B Mirror Repot : Listed company Deshbandhu Polymer Limited has reported a sharp deterioration in its financial performance for the third quarter (January March) of 2026 citing power shortages and rising production costs as key challenges.

According to its unaudited financial statements, the company posted a loss per share (EPS) of Tk 1.10 for the quarter, compared to a loss of Tk 0.61 in the same period a year earlier. For the nine months from July 2025 to March 2026, the loss per share widened to Tk 2.89, up from Tk 1.95 in the corresponding period of the previous year.

The company’s net operating cash flow per share (NOCFPS) also remained negative, standing at Tk (1.61), compared to Tk (0.80) in the same period last year.

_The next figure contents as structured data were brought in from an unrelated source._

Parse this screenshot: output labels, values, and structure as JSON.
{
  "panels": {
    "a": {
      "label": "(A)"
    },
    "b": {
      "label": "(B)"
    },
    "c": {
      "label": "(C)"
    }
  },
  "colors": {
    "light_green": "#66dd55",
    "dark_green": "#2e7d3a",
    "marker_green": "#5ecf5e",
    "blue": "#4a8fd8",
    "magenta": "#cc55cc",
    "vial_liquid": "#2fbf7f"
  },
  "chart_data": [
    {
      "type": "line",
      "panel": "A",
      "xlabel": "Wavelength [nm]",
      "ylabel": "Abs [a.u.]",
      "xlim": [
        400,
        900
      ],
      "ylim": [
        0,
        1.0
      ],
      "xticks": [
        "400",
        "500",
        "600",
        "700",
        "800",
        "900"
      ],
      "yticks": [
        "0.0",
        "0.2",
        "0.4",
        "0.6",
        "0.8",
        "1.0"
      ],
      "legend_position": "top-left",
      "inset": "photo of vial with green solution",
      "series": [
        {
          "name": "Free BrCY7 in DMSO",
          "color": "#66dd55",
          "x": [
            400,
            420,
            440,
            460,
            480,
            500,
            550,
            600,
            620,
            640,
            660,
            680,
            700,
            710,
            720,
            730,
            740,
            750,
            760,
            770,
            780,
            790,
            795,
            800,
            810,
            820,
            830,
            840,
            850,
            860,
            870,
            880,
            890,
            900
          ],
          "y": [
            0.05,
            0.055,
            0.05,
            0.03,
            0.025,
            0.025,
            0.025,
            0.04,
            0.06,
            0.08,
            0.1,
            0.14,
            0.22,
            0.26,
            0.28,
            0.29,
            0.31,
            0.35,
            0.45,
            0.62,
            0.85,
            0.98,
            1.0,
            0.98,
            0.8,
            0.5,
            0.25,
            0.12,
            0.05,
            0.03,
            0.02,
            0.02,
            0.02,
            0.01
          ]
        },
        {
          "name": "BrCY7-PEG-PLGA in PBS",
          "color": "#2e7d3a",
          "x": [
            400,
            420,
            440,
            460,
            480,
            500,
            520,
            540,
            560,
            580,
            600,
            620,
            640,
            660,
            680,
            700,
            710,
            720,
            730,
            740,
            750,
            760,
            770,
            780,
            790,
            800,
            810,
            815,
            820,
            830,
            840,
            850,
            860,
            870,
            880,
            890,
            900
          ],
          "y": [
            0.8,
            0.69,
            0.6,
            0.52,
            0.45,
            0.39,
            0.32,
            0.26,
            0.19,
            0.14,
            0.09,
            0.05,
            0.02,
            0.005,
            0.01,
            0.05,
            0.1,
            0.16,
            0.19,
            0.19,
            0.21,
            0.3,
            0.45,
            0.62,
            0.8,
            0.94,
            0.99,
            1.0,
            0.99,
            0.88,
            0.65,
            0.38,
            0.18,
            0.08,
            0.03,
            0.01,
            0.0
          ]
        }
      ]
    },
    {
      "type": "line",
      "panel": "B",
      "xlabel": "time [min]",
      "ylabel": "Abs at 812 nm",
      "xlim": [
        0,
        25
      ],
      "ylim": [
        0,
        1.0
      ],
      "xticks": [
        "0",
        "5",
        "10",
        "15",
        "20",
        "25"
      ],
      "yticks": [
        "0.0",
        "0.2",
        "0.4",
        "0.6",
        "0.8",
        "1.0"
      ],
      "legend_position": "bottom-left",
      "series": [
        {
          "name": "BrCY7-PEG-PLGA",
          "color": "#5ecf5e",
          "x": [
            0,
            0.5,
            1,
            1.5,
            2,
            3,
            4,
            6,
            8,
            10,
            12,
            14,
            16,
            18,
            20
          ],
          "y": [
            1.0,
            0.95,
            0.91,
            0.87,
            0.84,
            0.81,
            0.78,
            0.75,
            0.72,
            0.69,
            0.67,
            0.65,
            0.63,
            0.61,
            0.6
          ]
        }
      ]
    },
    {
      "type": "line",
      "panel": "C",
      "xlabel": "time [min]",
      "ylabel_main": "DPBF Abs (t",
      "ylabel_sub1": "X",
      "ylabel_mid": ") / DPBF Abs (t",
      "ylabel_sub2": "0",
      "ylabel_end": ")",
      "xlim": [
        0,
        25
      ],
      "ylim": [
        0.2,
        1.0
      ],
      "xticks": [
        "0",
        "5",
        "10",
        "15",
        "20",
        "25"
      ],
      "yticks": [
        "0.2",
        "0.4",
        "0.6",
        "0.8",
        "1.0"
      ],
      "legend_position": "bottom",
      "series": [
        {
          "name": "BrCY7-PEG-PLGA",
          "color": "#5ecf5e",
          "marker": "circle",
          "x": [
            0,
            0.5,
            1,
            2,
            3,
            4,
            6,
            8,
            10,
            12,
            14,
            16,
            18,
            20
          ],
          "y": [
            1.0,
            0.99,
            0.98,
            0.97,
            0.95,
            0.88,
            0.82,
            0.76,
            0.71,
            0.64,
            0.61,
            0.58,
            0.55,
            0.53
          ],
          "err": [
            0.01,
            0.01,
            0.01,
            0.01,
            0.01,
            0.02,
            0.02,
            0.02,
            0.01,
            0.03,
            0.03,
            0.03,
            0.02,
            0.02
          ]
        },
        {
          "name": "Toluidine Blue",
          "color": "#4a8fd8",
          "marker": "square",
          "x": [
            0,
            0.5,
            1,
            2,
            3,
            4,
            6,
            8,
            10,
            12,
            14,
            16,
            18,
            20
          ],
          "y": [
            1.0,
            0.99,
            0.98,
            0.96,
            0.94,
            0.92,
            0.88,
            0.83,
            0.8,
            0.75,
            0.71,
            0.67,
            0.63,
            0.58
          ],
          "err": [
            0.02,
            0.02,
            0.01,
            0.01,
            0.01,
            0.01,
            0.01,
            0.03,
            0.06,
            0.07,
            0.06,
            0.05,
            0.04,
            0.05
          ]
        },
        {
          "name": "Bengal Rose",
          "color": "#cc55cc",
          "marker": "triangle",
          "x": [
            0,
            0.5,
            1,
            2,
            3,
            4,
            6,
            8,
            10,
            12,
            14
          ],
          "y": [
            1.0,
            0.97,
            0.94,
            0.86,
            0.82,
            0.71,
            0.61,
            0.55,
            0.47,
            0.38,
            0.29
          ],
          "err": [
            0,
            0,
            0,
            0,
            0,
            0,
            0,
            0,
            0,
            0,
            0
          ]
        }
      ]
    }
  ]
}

Meanwhile, net asset value (NAV) per share declined to Tk 11.66 as of March 31, 2026, down from Tk 14.54 as of June 30, 2025. The company attributed the drop in NAV to a significant reduction in current assets following tax adjustments.

Deshbandhu Polymer said that lower production and sales contributed to the negative earnings. Production activities were disrupted due to electricity shortages and higher raw material costs. A shortage of US dollars also made it difficult to open letters of credit (LCs), forcing the company to procure raw materials from the local market at higher prices.

As a result, the company could not fully utilize its production capacity and failed to secure purchase orders from key clients, including the Bangladesh Agricultural Development Corporation (BADC), as well as other customers.

Additionally, higher bank interest rates increased financial expenses. Combined with declining sales and collections, the rising costs further weakened the company’s operating cash flow during the period, the company added.